Critique de Outland - I’m a poor lonesome cowboy..
Par : Fred Bau

Sur IO, troisième lune de Jupiter, une compagnie d’exploitation minière a établi une colonie chargée de récolter du titanium. Le marshall O’Neil (Sean Connery), fraîchement débarqué, est confronté à une multiplication des crises de folie létale qui touchent les ouvriers. Décidé à résoudre cette énigme, il découvre qu’un trafic de stupéfiant est cyniquement organisé par la compagnie elle-même, en vue d’améliorer les rendements. Son enquête le conduira à faire l’objet d’un contrat planifié par Sheppard en personne (Peter Boyle), le directeur de l’exploitation.
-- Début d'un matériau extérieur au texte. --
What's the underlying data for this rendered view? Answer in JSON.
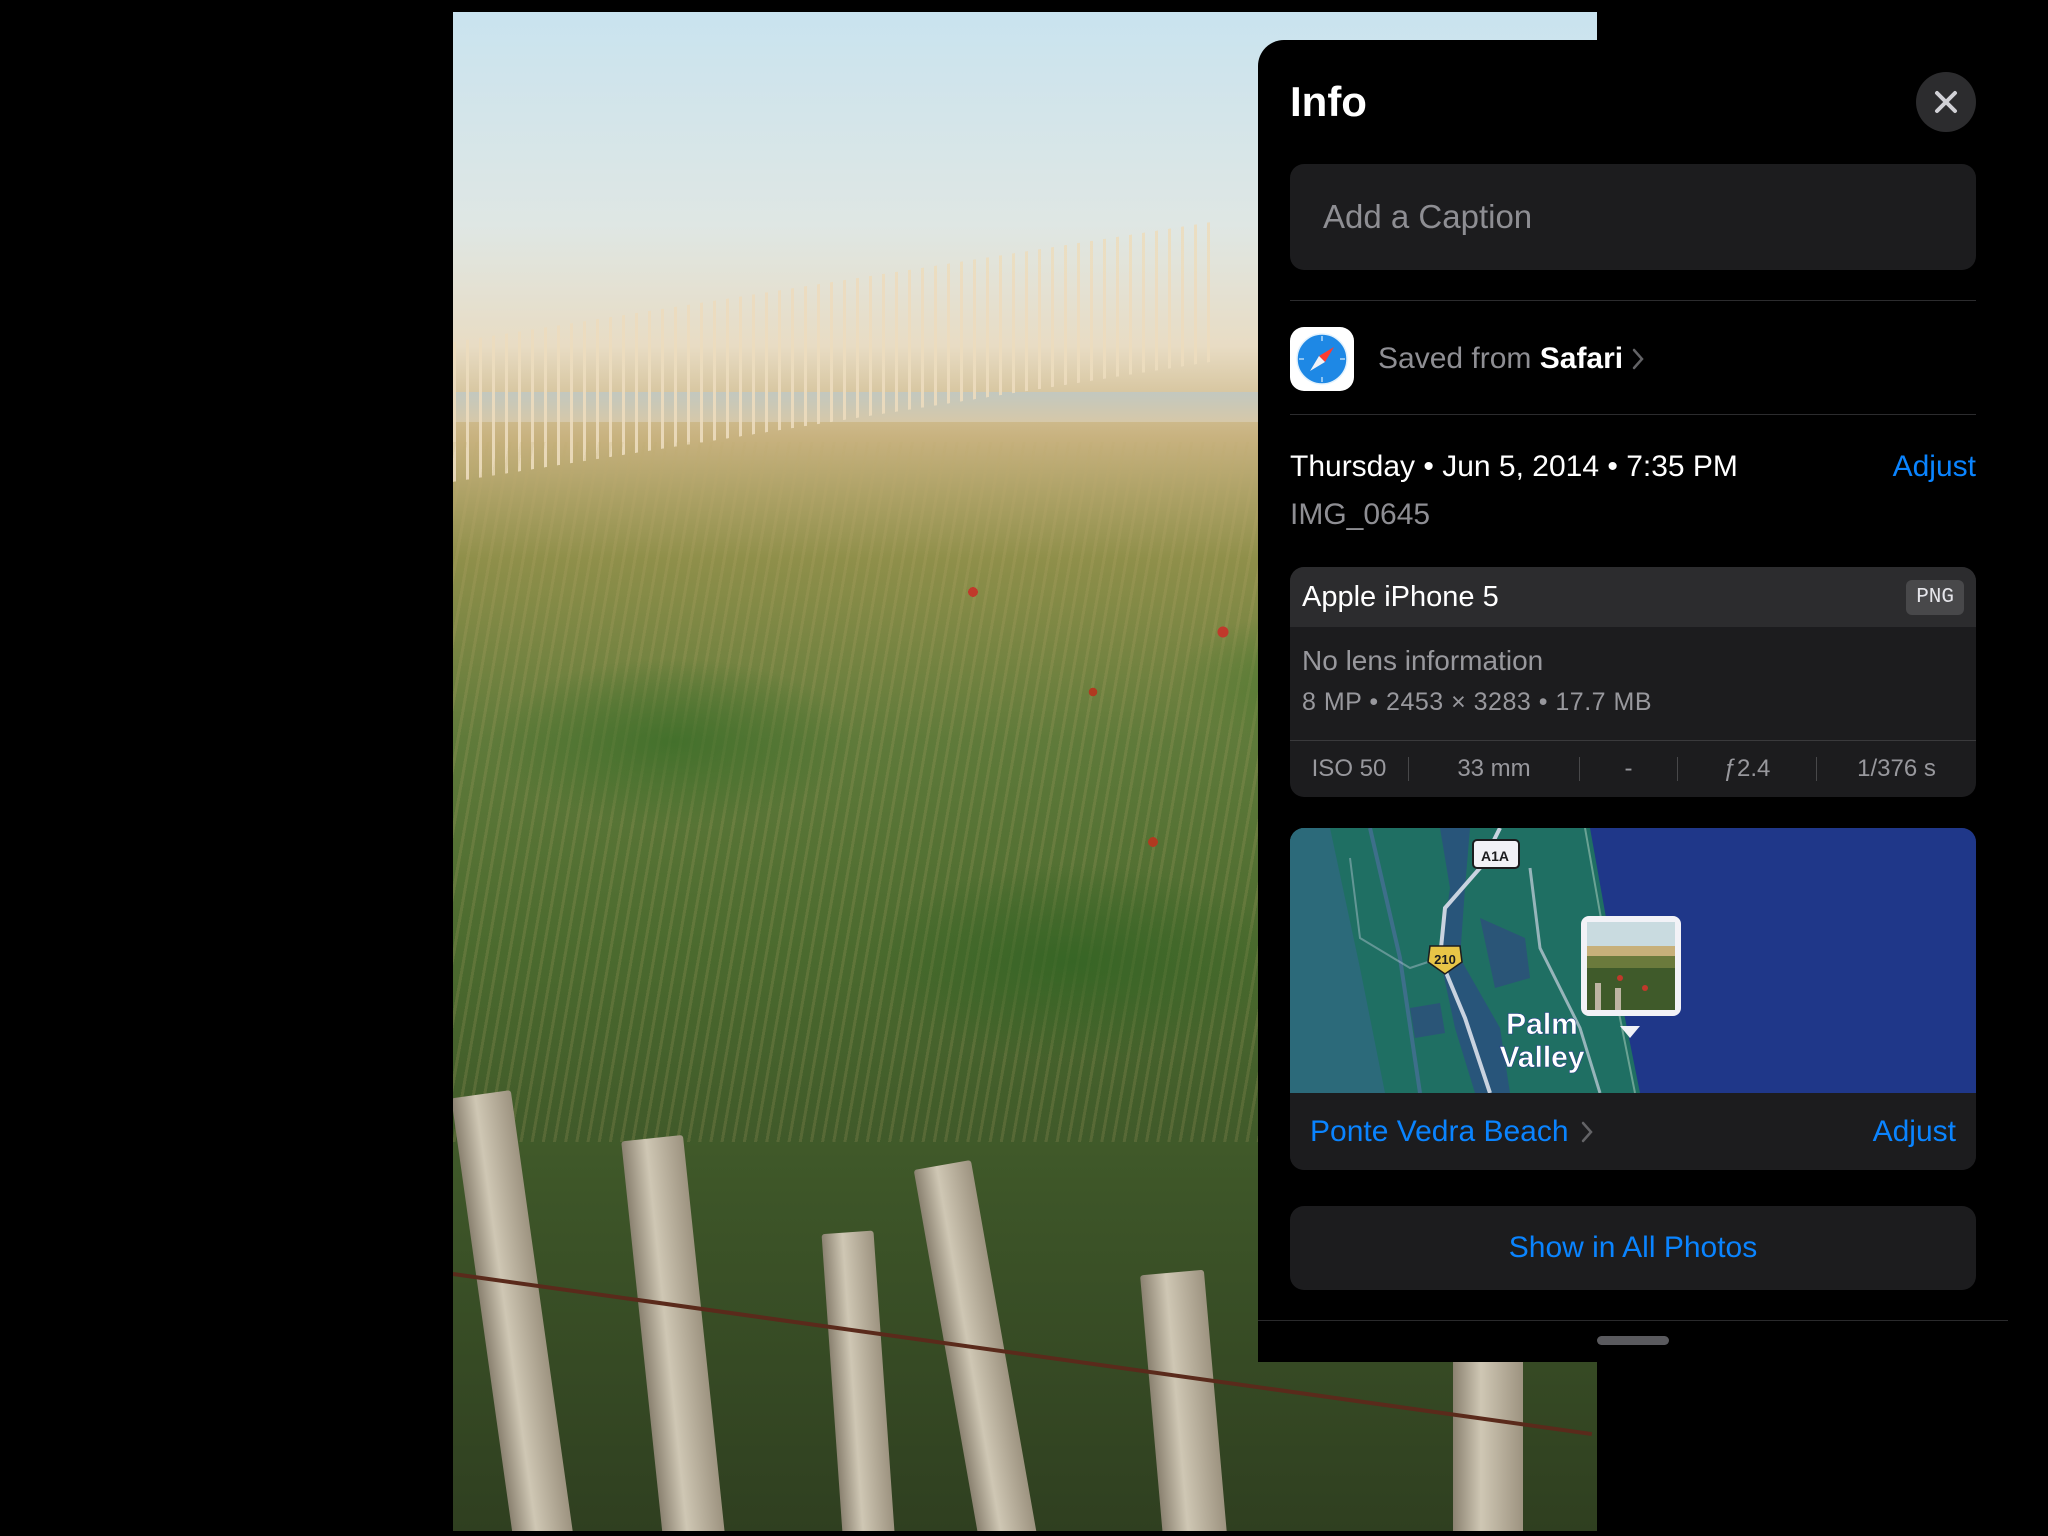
{
  "info_panel": {
    "title": "Info",
    "caption_placeholder": "Add a Caption",
    "source": {
      "prefix": "Saved from",
      "app": "Safari"
    },
    "date_line": "Thursday • Jun 5, 2014 • 7:35 PM",
    "adjust_label": "Adjust",
    "filename": "IMG_0645",
    "camera": {
      "device": "Apple iPhone 5",
      "format": "PNG",
      "lens": "No lens information",
      "specs": "8 MP  •  2453 × 3283  •  17.7 MB",
      "exif": {
        "iso": "ISO 50",
        "focal_length": "33 mm",
        "exposure_bias": "-",
        "aperture": "ƒ2.4",
        "shutter": "1/376 s"
      }
    },
    "map": {
      "place_label_line1": "Palm",
      "place_label_line2": "Valley",
      "road_a1a": "A1A",
      "road_210": "210",
      "location_name": "Ponte Vedra Beach",
      "adjust_label": "Adjust"
    },
    "show_all_label": "Show in All Photos"
  },
  "colors": {
    "accent": "#0a84ff",
    "panel_bg": "#000000",
    "card_bg": "#1c1c1e",
    "secondary_text": "#8e8e93",
    "map_water": "#1f3789",
    "map_land": "#1f6f63"
  },
  "icons": {
    "close": "close-icon",
    "safari": "safari-icon",
    "chevron": "chevron-right-icon"
  }
}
C’est en 1981, soit trois ans avant son ambitieux 2010, l’année du premier contact, et deux ans après l’énorme carton d’Alien, le huitième passager, que Peter Hyams réalisait le western de science-fiction Outland, apportant une pierre de touche non négligeable à un genre en pleine évolution à l’époque. La gageure était quelque peu audacieuse, puisqu’il s’agissait de reprendre l’idée du chef d’œuvre avant-gardiste du western crépusculaire de Fred Zinneman, Le train sifflera trois fois (un shérif voit son exécution programmée sans pouvoir espérer l’aide des habitants de la ville), et de la transposer dans le cadre de la conquête spatiale.

Peter Hyams, bien qu’il ne dispose pas du monstre gigérien, table sur le même dispositif que celui qui a fait le succès d’Alien : l’espace hermétiquement cloisonné (la station spatiale est le substitut du Nostromo) qui tient à la fois lieu de huis clos et de dédale mortel sans issue. La grande force du métrage est son déroulement narratif. Bien loin de se contenter de produire un remake, Hyams se réapproprie le procédé du Train sifflera trois fois. Outland n’a pas pas pour centre de gravité le processus du compte à rebours mais l’enquête que mène O’Neil, et qui déclenche ce compte à rebours en cours de route. C’est donc sur l’intensité d’une intrigue construite comme un polar ultra carré, que Hyams tisse la ligne de tension oppressante de son film.

Maîtrisant de bout en bout l’ambiance claustrophobique de son cadre, le cinéaste n’a plus qu’à s’appuyer sur des personnages suffisamment trempés et épais, qui assurent au film son assise humaine et sa profondeur dramatique. Sean Connery, débarrassé de la panoplie cabotine de James Bond, et plus désespérément viril que jamais, a le physique parfait de l’emploi. Le reste du casting est irréprochable. Avec une course-poursuite finale anthologique, qui tient d’un corps-à-corps brillant entre le récit, le décor et les personnages, Hyams signe, à la manière d’un chef d’orchestre, musique de Jerry Goldsmith à l’appui, un film aussi simple, efficace, qu’imparable.

Véritable réussite du mélange des genres, Outland, bien qu’il n’ait jamais atteint un statut de film culte, demeure l’un des films clés du renouvellement de la science-fiction qui a eu lieu au cours des 80’s.